İkimiz de gitme vaktinin geldiğini biliyorduk, bunun için üzgün müydük? Geride bıraktıklarımız söz konusu olduğunda tabii ki üzgündük, fakat o da ben de yorgunduk. Ruhen o kadar yorulmuştuk ki bedenimiz zaten varlığımızı taşıyamayacak kadar ağır yara izleriyle kaplıydı. Gitme vakti geldiyse gidecektik.

Tam karşısında durduğumda ellerimi ona uzattım. Ellerimi sımsıkı tutup benzinle ıslanan ellerimi umursamadan avuç içime öpücükler kondurdu. "Evlenelim mi?" diye sordum. İlk başta ne dediğimi anlamadığından bakışları beni anlamaya çalışır gibi sorgularcasına olmuştu. Çok kısa süre sonra sorduğum sorudaki derin anlamı bütünüyle kavradığında, bana kalbimi her gördüğümde dört nala koşturan o gülüşünü bahşetti.

"Evlenelim, tanrıça," kızımızın 1. yaş gününden sonra evlenecektik. En azından beni sonunda ikna etmeyi başarmıştı, hazırlıklar neredeyse tamamlanmak üzereydi. Gelinlik giymediğim için mutluydum. Muhtemelen aylarca üzerinde durduğum o gelinliğin benzinle kaplandığını görürsem oturup ağlardım.

Hani olur ya, canınız çok yandığı için değil kaldırımda yürürken tökezleyip düştüğünüz için saatlerce ağlardı insan, öyle bir şeydi. Benimki de öylesine bir şeydi.

"Abi, yapmayın, gözünüzü seveyim ya," Kansu cama doğru yumruk attığında sesi acının her tonuna hakimdi. Yumruğu camı kırıp parçalamak ve bizi içeriden almak istercesine sertti. Onlara dönüp baktığımda her birinin dağılmış olduğunu gördüm.

Dağılmak, bizim hikayemizi en güzel şekilde özetleyen kelimeydi. Parçalarımıza dağılmıştık. Acılarca dağılmıştık. Ölümlere ayrılmış hayatlarca dağılmıştık. Biz bize iyi gelmiştik ama bizi bizden koparıp dağıtmışlardı.

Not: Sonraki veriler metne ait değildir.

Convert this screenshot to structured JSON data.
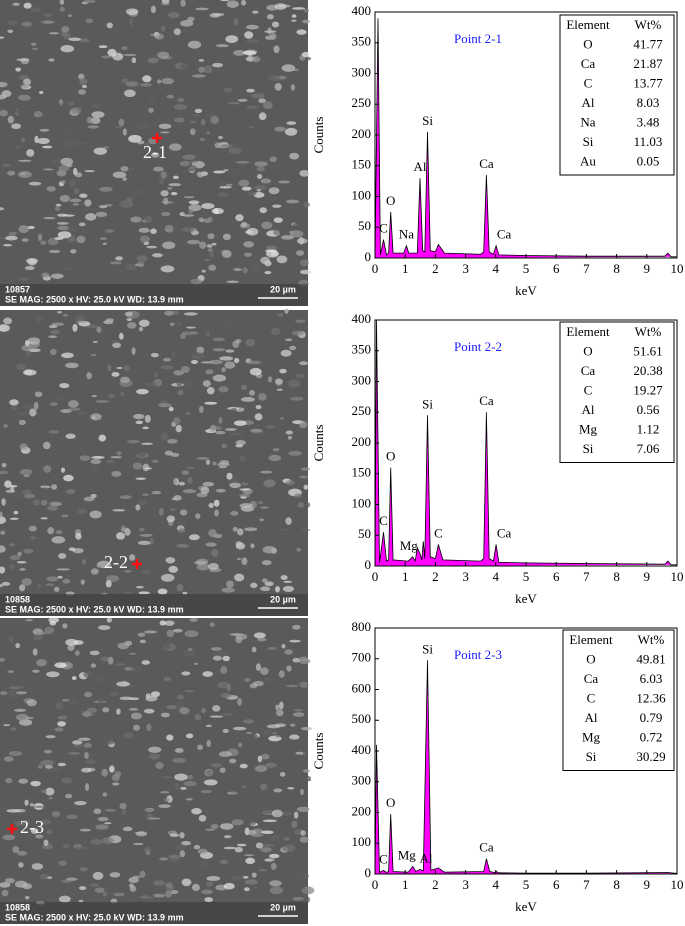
{
  "images": [
    {
      "id": "10857",
      "info": "SE  MAG: 2500 x HV: 25.0 kV  WD: 13.9 mm",
      "scale": "20 µm",
      "point": "2-1"
    },
    {
      "id": "10858",
      "info": "SE  MAG: 2500 x HV: 25.0 kV  WD: 13.9 mm",
      "scale": "20 µm",
      "point": "2-2"
    },
    {
      "id": "10858",
      "info": "SE  MAG: 2500 x HV: 25.0 kV  WD: 13.9 mm",
      "scale": "20 µm",
      "point": "2-3"
    }
  ],
  "chart_data": [
    {
      "type": "line",
      "title": "Point 2-1",
      "x_label": "keV",
      "y_label": "Counts",
      "xlim": [
        0,
        10
      ],
      "xticks": [
        0,
        1,
        2,
        3,
        4,
        5,
        6,
        7,
        8,
        9,
        10
      ],
      "ylim": [
        0,
        400
      ],
      "yticks": [
        0,
        50,
        100,
        150,
        200,
        250,
        300,
        350,
        400
      ],
      "x": [
        0,
        0.1,
        0.18,
        0.28,
        0.38,
        0.45,
        0.52,
        0.6,
        0.95,
        1.04,
        1.12,
        1.4,
        1.49,
        1.58,
        1.65,
        1.74,
        1.83,
        2.0,
        2.1,
        2.3,
        3.5,
        3.6,
        3.69,
        3.78,
        3.92,
        4.01,
        4.1,
        5,
        7,
        9.6,
        9.7,
        9.8,
        10
      ],
      "series": [
        {
          "color": "#ff00ff",
          "values": [
            0,
            390,
            5,
            30,
            5,
            8,
            75,
            8,
            8,
            20,
            8,
            8,
            130,
            12,
            10,
            205,
            12,
            10,
            22,
            8,
            6,
            10,
            135,
            10,
            6,
            20,
            5,
            4,
            3,
            3,
            8,
            2,
            2
          ]
        }
      ],
      "annotations": [
        "C",
        "O",
        "Na",
        "Al",
        "Si",
        "Ca",
        "Ca"
      ],
      "table": {
        "header": [
          "Element",
          "Wt%"
        ],
        "rows": [
          [
            "O",
            41.77
          ],
          [
            "Ca",
            21.87
          ],
          [
            "C",
            13.77
          ],
          [
            "Al",
            8.03
          ],
          [
            "Na",
            3.48
          ],
          [
            "Si",
            11.03
          ],
          [
            "Au",
            0.05
          ]
        ]
      }
    },
    {
      "type": "line",
      "title": "Point 2-2",
      "x_label": "keV",
      "y_label": "Counts",
      "xlim": [
        0,
        10
      ],
      "xticks": [
        0,
        1,
        2,
        3,
        4,
        5,
        6,
        7,
        8,
        9,
        10
      ],
      "ylim": [
        0,
        400
      ],
      "yticks": [
        0,
        50,
        100,
        150,
        200,
        250,
        300,
        350,
        400
      ],
      "x": [
        0,
        0.05,
        0.15,
        0.28,
        0.38,
        0.45,
        0.52,
        0.6,
        1.1,
        1.25,
        1.33,
        1.4,
        1.49,
        1.55,
        1.6,
        1.65,
        1.74,
        1.83,
        2.0,
        2.1,
        2.25,
        3.5,
        3.6,
        3.69,
        3.78,
        3.92,
        4.01,
        4.1,
        5,
        7,
        9.6,
        9.7,
        9.8,
        10
      ],
      "series": [
        {
          "color": "#ff00ff",
          "values": [
            0,
            400,
            5,
            55,
            8,
            10,
            160,
            10,
            8,
            15,
            8,
            30,
            20,
            10,
            40,
            12,
            245,
            15,
            12,
            35,
            10,
            8,
            12,
            250,
            12,
            8,
            35,
            6,
            5,
            4,
            3,
            8,
            2,
            2
          ]
        }
      ],
      "annotations": [
        "C",
        "O",
        "Mg",
        "Si",
        "C",
        "Ca",
        "Ca"
      ],
      "table": {
        "header": [
          "Element",
          "Wt%"
        ],
        "rows": [
          [
            "O",
            51.61
          ],
          [
            "Ca",
            20.38
          ],
          [
            "C",
            19.27
          ],
          [
            "Al",
            0.56
          ],
          [
            "Mg",
            1.12
          ],
          [
            "Si",
            7.06
          ]
        ]
      }
    },
    {
      "type": "line",
      "title": "Point 2-3",
      "x_label": "keV",
      "y_label": "Counts",
      "xlim": [
        0,
        10
      ],
      "xticks": [
        0,
        1,
        2,
        3,
        4,
        5,
        6,
        7,
        8,
        9,
        10
      ],
      "ylim": [
        0,
        800
      ],
      "yticks": [
        0,
        100,
        200,
        300,
        400,
        500,
        600,
        700,
        800
      ],
      "x": [
        0,
        0.05,
        0.15,
        0.28,
        0.38,
        0.45,
        0.52,
        0.6,
        1.1,
        1.25,
        1.35,
        1.49,
        1.6,
        1.74,
        1.85,
        2.1,
        2.3,
        3.6,
        3.69,
        3.8,
        3.95,
        4.01,
        4.1,
        5,
        7,
        9.7,
        10
      ],
      "series": [
        {
          "color": "#ff00ff",
          "values": [
            0,
            420,
            5,
            12,
            5,
            8,
            195,
            8,
            6,
            25,
            8,
            15,
            10,
            695,
            12,
            20,
            6,
            8,
            50,
            8,
            5,
            8,
            4,
            3,
            3,
            5,
            2
          ]
        }
      ],
      "annotations": [
        "C",
        "O",
        "Mg",
        "Al",
        "Si",
        "Ca"
      ],
      "table": {
        "header": [
          "Element",
          "Wt%"
        ],
        "rows": [
          [
            "O",
            49.81
          ],
          [
            "Ca",
            6.03
          ],
          [
            "C",
            12.36
          ],
          [
            "Al",
            0.79
          ],
          [
            "Mg",
            0.72
          ],
          [
            "Si",
            30.29
          ]
        ]
      }
    }
  ]
}
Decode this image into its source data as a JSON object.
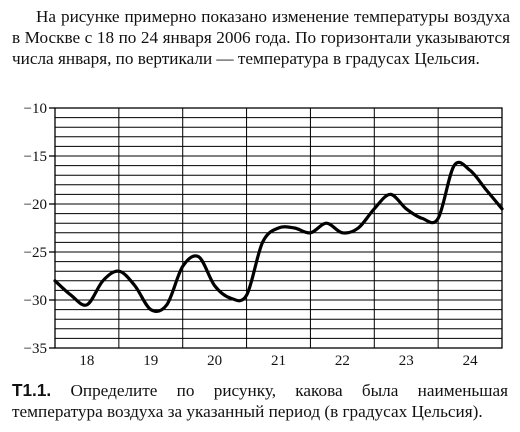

Nasipsizdik. Hava soğuktu, belki de ondan nasipsizdik. Aklıma başka bir şey gelmiyordu. Böylesine bahtsız olmak için başka şeyler olması gerekiyordu. Ben ise durumu hava şartlarına bağlıyordum.

Ruhu yaralı çocuklara soğuk etki edecek miydi sanki?

"Hadi ama beyler, evlenmeyelim mi?" Gülümseyerek konuştuğumda gözümden bir damla yaş kaydı, lakin yüzümün benzin ile ıslanan tarafı, yaralı tarafımın izi olan o yaş tanesini gizledi. Kimse fark edemedi. Her biri gülüşüm ile beraber dağıldı. Yara aldı, öldü ama yaşamaya devam etti.

"Böyle değil, Hera... Böyle değil," Batı'nın sesini duyduğumda dönüp ona bakamadım. Ağzından kaçan hıçkırık, o acı dolu haykırışı bile ona bakmaya dayanamayacağımın işaretiydi.

"Kurşun işlemez mi lan buna? Elimde ne varsa boşaltırım içeriye. Doğu, bir şey söyle. Lan, biriniz bir şey söyleyin. Oğlum, böyle veda mı olur? Vedanın da adabı var lan, böyle son mu olur?" Mert nefes almadan konuşup Doğu'yu sarsıp kendine getirmeye çalışıyordu. Doğu, kesinlikle kendinde değildi.